‘Farmhouses are one of a kind’
Family appreciates character of century-old home
CALLENDER — For Aaron Newell, getting to live on his family’s farm means more than carrying on a family tradition. It’s the opportunity to live in a unique structure.
“Farmhouses are one of a kind,” he said. “They’re not cookie cutter. Some like modern houses; I have always grown up in a house with a lot of character, such as old woodwork.”
It is those types of features that an old house possesses that Newell has worked to keep as original as he could in the home he shares with his wife, Laurel, and their children, Mason, Lillian and Violet.
“I love the character. You can’t get that with a new house,” said Laurel Newell.
Due to the widening of doorways and the expansion of their home with a two-story addition put on in 2012, Newell has been fortunate to utilize woodwork he was able to salvage from other houses to help match the existing trim in their home.
“I like to keep the woodwork original,” he said. “I have gone to several houses to take parts out in order to help match it up.”
The Newell’s home is actually two houses that have been put together.

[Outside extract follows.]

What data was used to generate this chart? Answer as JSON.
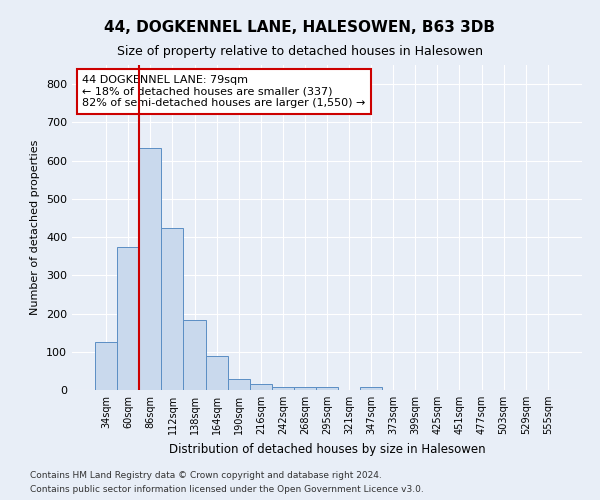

When they put on their addition, they worked to make sure it blended in, in order to keep the look of the farm house as original as they could.
The home was built after the Liska family purchased the ground in 1903.
“They lived in a sod house while it was built,” said Newell.
The Newell family purchased the farm in 1976. Newell’s grandparents, Glenn and Ila Mae Newell, lived on the farm for 10 years before his parents, DeWayne and Robin Newell, purchased the farm and moved there.
Aaron and Laurel Newell moved to the farm in 2012. Although Laurel had never lived on a farm, she appreciates country living.
“I prefer the country,” she said. “I love the space. It is beautiful out here and it’s a good place for the kids to grow up.”